Für eine Verständigung ist es erforderlich, dass alle Betroffenen ihre individuellen (subjektiven) Zielvorstellungen und das verfügbare Wissen über geeignete Mittel zur Zielerreichung in Argumentationsprozesse einbringen, Gründe und Gegengründe austauschen und abwägen und schließlich auf Grund der Einsicht in die Richtigkeit einer gefundenen Begründungsbasis zu einer freien Einigung darüber kommen, welche Zwecke verfolgt und welche Mittel ergriffen werden sollen.
Das so gewonnene Handlungsprogramm ist dann vernünftig (rational) in dem Sinne, dass es sich den gemeinsam gefundenen “guten Gründen” verdankt; man kann hier auch von “kommunikativer Rationalität” sprechen (im Unterschied zur “subjektiven Handlungsrationalität” des erfolgsorientierten Handelns).
Die koordinierende Kraft verständigungsorientierten Handelns beruht auf der rational motivierten Einsicht in die Richtigkeit des beabsichtigten Tuns. Es ist diese rational gestützte Einsicht - im Unterschied etwa zu Überredungs-, Belohnungsoder Bestrafungsstrategien - die die für das gemeinsame Handeln notwendige Bindungswirkung (Verpflichtung) hervorruft.

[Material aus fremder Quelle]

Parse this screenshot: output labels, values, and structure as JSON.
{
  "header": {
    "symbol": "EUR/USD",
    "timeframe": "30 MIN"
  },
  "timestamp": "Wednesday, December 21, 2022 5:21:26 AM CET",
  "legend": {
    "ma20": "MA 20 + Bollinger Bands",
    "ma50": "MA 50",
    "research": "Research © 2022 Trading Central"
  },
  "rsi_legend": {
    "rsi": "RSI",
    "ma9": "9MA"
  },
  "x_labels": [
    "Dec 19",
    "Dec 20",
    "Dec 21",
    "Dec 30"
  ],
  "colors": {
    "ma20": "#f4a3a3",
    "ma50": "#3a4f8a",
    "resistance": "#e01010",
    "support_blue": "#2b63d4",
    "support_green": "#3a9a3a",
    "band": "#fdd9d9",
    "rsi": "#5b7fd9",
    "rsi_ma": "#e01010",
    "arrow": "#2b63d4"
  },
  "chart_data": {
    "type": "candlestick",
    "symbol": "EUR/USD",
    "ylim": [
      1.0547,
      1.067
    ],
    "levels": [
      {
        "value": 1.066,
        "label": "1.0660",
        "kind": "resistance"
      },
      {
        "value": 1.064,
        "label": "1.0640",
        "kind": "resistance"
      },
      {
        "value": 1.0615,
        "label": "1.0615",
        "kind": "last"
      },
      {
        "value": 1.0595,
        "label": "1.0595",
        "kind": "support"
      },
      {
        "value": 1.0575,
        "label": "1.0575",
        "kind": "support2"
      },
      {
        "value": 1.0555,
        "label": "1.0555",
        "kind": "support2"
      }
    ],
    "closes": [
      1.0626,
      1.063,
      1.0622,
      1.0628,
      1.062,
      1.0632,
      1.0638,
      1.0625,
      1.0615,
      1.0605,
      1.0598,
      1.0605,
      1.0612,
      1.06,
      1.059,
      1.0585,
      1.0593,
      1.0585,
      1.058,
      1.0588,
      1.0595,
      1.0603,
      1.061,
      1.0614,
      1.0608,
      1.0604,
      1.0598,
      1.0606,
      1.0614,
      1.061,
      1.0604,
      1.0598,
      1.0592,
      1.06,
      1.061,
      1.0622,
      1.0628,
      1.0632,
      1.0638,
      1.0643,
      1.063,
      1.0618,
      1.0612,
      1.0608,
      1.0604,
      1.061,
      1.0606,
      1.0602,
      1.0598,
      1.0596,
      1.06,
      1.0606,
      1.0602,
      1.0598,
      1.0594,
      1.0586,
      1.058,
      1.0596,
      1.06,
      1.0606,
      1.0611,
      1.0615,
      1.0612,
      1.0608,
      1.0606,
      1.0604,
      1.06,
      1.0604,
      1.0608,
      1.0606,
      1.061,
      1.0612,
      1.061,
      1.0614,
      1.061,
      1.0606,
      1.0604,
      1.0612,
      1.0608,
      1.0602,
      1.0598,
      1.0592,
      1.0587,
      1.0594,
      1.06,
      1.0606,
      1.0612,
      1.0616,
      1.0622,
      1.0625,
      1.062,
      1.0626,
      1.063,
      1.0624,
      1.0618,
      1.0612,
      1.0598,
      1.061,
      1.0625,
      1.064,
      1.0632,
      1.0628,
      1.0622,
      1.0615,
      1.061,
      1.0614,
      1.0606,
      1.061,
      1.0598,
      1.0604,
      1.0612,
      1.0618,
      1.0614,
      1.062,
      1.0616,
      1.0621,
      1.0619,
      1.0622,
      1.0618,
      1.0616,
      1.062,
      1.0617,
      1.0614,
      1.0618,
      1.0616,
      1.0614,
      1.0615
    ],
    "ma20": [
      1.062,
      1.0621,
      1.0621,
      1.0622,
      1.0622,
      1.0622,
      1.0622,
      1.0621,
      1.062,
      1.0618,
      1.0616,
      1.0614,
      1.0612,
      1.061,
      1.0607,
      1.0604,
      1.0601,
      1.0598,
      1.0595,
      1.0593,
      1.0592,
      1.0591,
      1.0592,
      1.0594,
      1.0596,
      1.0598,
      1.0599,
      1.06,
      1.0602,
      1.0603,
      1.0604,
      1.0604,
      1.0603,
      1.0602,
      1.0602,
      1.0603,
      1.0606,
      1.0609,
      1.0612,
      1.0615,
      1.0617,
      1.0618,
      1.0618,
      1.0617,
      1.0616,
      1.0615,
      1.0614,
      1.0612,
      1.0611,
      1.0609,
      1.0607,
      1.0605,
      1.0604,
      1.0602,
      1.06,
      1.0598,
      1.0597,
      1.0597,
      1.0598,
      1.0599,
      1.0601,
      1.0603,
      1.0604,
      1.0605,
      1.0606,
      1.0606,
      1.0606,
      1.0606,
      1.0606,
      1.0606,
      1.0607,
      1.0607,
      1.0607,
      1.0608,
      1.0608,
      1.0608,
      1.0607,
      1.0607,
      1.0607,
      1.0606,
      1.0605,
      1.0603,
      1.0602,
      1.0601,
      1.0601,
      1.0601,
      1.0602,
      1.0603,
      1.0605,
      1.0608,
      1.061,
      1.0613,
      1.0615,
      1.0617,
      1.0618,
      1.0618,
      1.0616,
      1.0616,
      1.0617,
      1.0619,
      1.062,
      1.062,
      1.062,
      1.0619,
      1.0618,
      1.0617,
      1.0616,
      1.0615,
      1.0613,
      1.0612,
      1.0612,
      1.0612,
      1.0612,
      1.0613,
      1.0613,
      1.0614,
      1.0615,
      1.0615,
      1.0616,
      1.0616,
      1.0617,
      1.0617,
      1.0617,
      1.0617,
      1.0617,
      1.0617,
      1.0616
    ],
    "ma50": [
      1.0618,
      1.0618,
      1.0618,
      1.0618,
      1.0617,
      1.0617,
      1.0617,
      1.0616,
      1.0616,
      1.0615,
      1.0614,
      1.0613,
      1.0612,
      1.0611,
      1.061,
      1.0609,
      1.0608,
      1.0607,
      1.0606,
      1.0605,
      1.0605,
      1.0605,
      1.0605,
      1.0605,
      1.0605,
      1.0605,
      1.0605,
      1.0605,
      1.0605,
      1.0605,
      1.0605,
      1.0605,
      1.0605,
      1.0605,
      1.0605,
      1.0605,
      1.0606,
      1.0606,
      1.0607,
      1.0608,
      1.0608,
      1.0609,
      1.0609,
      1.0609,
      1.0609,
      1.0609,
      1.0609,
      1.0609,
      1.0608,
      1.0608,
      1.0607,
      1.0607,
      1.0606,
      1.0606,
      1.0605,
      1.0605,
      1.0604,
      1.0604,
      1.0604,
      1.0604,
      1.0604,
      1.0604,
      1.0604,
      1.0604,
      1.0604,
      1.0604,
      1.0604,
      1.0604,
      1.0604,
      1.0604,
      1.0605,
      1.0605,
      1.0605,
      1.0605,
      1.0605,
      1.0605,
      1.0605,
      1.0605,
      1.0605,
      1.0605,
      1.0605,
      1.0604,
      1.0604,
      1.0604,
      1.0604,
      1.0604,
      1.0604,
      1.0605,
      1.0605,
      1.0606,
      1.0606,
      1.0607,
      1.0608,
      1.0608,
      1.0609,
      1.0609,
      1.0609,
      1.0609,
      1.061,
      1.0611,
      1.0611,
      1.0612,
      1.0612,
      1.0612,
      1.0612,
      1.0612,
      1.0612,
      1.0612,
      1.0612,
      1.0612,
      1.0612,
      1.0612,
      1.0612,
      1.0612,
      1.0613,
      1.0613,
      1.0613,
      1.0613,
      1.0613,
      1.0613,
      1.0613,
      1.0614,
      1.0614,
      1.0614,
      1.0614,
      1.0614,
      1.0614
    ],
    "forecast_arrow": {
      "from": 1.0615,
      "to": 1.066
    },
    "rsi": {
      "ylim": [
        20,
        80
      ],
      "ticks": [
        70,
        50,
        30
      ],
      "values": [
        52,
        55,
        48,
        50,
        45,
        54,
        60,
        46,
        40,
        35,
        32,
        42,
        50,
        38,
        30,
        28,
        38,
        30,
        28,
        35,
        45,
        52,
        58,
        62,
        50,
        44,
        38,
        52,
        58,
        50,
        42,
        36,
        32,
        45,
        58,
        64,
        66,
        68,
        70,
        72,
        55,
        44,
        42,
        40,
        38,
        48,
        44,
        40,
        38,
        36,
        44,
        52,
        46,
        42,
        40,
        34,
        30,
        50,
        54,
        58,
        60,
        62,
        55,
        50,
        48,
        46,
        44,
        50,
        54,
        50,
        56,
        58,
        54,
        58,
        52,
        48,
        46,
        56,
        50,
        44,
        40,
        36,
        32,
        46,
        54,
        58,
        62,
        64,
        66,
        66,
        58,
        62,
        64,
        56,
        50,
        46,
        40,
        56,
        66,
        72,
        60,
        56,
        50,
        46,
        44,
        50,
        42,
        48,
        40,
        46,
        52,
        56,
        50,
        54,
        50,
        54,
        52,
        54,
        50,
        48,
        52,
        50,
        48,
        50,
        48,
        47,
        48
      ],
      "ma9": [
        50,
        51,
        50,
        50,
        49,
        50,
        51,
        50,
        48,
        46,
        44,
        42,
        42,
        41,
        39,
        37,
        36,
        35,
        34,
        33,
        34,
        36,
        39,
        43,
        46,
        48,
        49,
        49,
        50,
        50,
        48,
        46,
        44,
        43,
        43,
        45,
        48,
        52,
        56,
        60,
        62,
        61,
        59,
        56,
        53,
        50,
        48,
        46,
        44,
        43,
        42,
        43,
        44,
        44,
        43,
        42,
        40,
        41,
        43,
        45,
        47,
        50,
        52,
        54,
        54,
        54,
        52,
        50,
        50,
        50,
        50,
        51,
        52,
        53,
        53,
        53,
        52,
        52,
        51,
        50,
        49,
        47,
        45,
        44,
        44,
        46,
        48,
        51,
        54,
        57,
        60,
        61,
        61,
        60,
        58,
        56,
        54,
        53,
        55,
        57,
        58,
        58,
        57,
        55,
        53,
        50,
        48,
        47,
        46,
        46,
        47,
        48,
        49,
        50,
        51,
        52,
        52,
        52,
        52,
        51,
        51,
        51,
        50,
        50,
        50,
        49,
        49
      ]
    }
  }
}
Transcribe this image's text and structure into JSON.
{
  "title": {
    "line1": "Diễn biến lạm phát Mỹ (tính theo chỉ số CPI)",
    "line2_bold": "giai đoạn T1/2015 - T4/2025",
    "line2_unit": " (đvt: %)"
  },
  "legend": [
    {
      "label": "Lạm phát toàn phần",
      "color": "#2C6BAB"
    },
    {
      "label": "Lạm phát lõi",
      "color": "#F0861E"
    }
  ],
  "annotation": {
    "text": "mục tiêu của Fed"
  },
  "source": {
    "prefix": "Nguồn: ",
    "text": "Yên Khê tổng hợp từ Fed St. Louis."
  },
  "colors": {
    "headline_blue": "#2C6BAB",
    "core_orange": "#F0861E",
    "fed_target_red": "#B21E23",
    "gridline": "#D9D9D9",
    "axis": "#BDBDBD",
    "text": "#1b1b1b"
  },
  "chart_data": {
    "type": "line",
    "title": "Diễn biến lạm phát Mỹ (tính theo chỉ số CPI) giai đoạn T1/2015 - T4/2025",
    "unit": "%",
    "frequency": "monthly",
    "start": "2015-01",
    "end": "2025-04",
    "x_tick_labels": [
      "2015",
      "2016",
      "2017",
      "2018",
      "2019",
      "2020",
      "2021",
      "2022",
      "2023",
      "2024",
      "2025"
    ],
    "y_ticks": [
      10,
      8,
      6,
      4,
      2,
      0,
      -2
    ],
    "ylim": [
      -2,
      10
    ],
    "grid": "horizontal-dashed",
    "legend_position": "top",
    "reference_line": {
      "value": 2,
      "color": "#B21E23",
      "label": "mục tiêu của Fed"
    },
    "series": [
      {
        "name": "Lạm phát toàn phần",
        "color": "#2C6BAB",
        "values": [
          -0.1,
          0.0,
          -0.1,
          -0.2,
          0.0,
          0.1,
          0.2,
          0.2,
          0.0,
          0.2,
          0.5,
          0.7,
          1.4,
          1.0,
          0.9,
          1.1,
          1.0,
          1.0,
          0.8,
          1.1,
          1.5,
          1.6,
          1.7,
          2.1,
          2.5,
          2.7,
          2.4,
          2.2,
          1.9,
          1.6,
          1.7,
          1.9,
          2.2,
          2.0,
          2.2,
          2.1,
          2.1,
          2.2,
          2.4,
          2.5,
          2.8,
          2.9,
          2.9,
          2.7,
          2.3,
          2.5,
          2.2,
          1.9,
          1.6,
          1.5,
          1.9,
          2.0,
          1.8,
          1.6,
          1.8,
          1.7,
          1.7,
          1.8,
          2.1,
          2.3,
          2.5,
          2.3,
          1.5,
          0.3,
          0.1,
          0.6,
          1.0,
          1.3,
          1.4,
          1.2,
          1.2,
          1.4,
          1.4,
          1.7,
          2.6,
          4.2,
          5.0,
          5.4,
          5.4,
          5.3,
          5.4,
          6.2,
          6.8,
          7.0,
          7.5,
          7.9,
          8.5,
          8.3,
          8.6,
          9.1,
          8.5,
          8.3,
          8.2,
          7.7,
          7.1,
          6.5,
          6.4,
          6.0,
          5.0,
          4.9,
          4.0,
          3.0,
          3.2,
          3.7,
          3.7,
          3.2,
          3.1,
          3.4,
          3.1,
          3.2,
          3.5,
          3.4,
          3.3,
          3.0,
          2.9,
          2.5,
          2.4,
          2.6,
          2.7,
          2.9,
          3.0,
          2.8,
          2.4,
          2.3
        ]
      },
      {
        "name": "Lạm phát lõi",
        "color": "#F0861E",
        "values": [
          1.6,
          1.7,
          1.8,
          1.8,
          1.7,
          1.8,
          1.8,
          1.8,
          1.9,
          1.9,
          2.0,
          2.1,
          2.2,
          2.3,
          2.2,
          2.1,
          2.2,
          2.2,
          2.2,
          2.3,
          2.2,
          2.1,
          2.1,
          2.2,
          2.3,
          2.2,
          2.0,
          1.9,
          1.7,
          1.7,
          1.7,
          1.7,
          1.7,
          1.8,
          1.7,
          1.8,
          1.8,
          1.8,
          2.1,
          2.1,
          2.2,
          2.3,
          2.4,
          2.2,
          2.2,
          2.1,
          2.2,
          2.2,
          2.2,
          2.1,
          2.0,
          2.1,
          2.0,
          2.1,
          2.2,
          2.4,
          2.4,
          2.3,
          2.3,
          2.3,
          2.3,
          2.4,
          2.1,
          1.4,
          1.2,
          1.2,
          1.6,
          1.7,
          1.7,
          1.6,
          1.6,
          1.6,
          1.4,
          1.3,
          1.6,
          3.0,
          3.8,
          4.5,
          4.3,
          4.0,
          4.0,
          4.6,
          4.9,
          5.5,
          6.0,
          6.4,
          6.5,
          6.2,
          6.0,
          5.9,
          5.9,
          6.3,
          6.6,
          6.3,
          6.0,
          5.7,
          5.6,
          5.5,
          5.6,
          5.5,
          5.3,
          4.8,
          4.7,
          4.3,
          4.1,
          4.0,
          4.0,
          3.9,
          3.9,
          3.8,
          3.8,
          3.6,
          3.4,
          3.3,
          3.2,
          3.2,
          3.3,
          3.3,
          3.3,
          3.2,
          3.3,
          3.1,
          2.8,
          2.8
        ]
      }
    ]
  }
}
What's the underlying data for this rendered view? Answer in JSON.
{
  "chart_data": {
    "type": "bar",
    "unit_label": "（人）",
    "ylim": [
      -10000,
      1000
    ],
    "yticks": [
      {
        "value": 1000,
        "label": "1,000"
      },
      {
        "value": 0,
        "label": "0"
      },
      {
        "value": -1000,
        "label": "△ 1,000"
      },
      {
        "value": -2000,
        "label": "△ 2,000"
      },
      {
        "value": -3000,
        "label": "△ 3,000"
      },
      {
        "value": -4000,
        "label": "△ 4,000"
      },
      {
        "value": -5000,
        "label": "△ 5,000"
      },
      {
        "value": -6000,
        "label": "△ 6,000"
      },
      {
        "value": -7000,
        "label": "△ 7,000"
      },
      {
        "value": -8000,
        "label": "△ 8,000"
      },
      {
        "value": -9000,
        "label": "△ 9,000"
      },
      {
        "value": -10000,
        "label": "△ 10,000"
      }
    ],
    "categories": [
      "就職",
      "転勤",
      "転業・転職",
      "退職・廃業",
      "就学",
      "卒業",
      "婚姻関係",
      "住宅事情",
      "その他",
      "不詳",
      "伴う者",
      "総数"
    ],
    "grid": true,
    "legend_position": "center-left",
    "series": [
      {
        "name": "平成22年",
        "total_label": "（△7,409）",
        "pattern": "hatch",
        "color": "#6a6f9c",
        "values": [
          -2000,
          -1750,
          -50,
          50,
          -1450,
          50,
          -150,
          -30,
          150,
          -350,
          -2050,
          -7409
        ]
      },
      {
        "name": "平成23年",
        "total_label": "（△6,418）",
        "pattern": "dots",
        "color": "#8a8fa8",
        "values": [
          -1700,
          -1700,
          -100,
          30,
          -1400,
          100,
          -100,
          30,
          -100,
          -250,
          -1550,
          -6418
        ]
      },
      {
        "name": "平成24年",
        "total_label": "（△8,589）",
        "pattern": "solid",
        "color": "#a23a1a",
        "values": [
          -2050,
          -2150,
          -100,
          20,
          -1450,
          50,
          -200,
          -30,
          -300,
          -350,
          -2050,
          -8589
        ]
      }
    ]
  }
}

Verständigungsorientiertes Handeln trägt der Grundeinsicht für menschliches Zusammenleben Rechnung, dass eine friedliche Beilegung von Konflikten zwischen Menschen letztlich nur dann möglich ist, wenn jeder den anderen als “Person” ernst nimmt und sich auf seine Bedürfnisse und Interessen einläßt, d.h. ihn nicht bloss als “Mittel zum Zweck” zur Verwirklichung der eigenen Ziele und Pläne begreift und instrumentatlisiert. Der andere wird als ein gleichwertiges Gegenüber angesehen, auf den man sich argumentativ einlassen muss, damit die gemeinsame Gestaltung des Lebens in friedlicher Abstimmung der Zwecke und Mittel gelingt, damit ein innerer sozialer Frieden entsteht.
Verständigungsorientiertes Handeln in diesem Sinne hat zwei wesentliche Merkmale, die es von dem anderen Handlungstypus, dem erfolgsorientierten Handeln, unterscheiden:
(1) Verständigungsorientiertes Handeln ist originär auf das Medium der Sprache angewiesen, verwirklicht sich nur durch Sprache. Es gibt keine anderen Medien der Koordination, mit deren Hilfe Argumentationen und die Überzeugungskraft guter Gründe entfaltet werden könnte.
Verständigungsorientiertes Handeln stellt deshalb den Ausgangspunkt, die Grundlage, für alle weiteren Überlegungen zur rationalen Koordination menschlichen Handelns dar.
Verständigungsorientiertes Handeln ist also die originäre Quelle von Vernunft und damit von Legitimation des Handelns. Es geht dem erfolgsorientierten Handeln immer voraus.
Verständigungsorientiertes Handeln impliziert ferner die Bereitschaft, eigene Interessen und Standpunkte gegebenenfalls - in Abhängigkeit von der Qualität der vorgetragenen und geprüften Argumente - zu revidieren. Es wird damit deutlich, dass verständigungsorientiertes Handeln auf den Konsens im Sinne der freien Zustimmung aller Betroffenen abstellt. Dieser freie Konsens ist es, der die friedliche Handlungskoordination so lange gewährleistet, wie die Gründe Gültigkeit haben, auf die man sich geeinigt hat.